DEMOKRATİKLEŞME PAKETİ
Koç, demokrasi paketine de eleştiride bulunarak, şöyle devam etti:
“Paketin özetinde bir demokratikleşmekten, demokratikleşmeyle
uyumlu olmayan bir paket. Yüzde 10 barajını kabul etmeyenler, yüzde
3’ü geçen partilere hazine yardımı yapmayı göze alıyor. Bazı
maddeler üzerinde çok ciddi bir şekilde durma lazım. Bunlardan bir
tanesi göstericilerin fişlenmesi. Kolluk tarafından kaydedilecek.

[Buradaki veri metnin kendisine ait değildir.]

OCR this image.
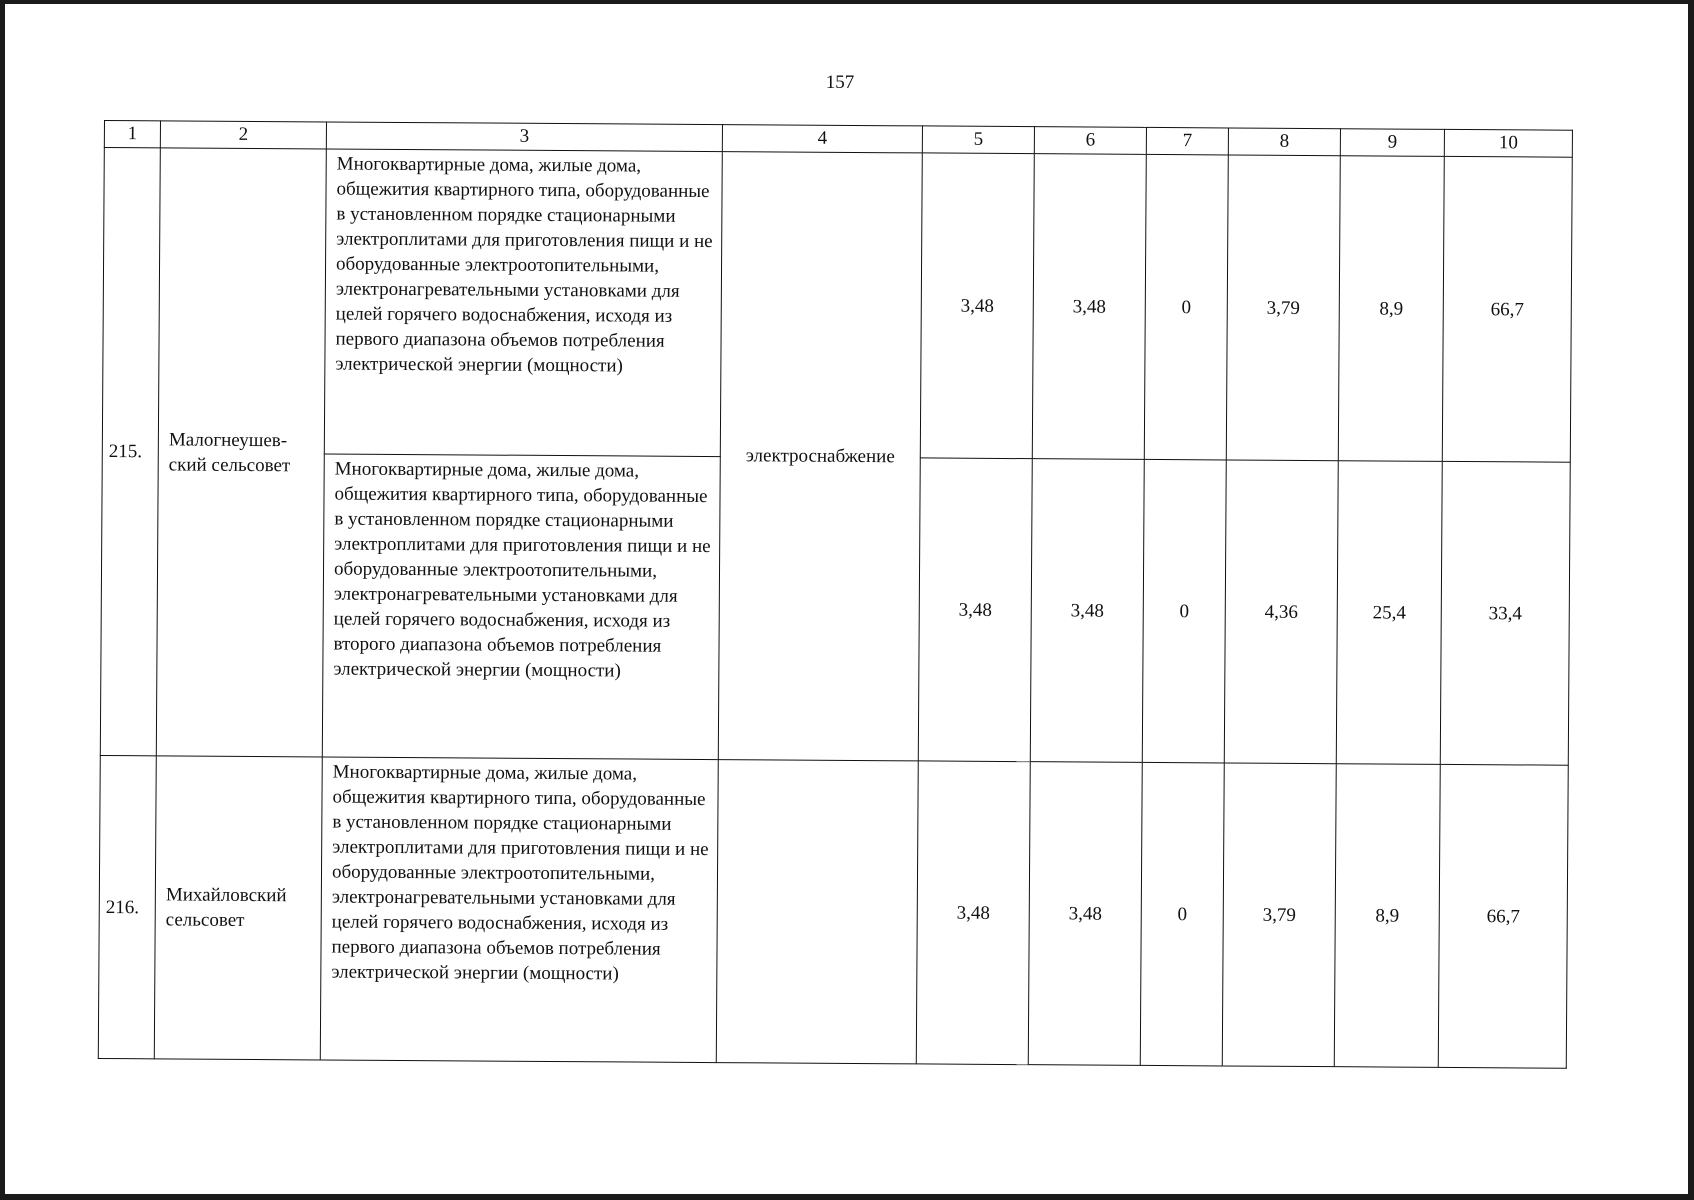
157
1	2	3	4	5	6	7	8	9	10
215.	Малогнеушев-ский сельсовет	Многоквартирные дома, жилые дома, общежития квартирного типа, оборудованные в установленном порядке стационарными электроплитами для приготовления пищи и не оборудованные электроотопительными, электронагревательными установками для целей горячего водоснабжения, исходя из первого диапазона объемов потребления электрической энергии (мощности)	электроснабжение	3,48	3,48	0	3,79	8,9	66,7
		Многоквартирные дома, жилые дома, общежития квартирного типа, оборудованные в установленном порядке стационарными электроплитами для приготовления пищи и не оборудованные электроотопительными, электронагревательными установками для целей горячего водоснабжения, исходя из второго диапазона объемов потребления электрической энергии (мощности)		3,48	3,48	0	4,36	25,4	33,4
216.	Михайловский сельсовет	Многоквартирные дома, жилые дома, общежития квартирного типа, оборудованные в установленном порядке стационарными электроплитами для приготовления пищи и не оборудованные электроотопительными, электронагревательными установками для целей горячего водоснабжения, исходя из первого диапазона объемов потребления электрической энергии (мощности)		3,48	3,48	0	3,79	8,9	66,7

Bu kayıtlar fişleme. Kayıt yasal çerçeveye sürdürülüyor. Gezi
eylemcilerine ceza. En meşru demokratik gösteri yapma hakkı
kısıtlanıyor. Kamu kurumu tarafından yürütülen projenin ne kadar
yasal dayanağı olmazsa olsun, bu faaliyetleri engelleyenlere 2-5
yıla kadar hapis cezası verilebileceğini yasaya zerk ediyor.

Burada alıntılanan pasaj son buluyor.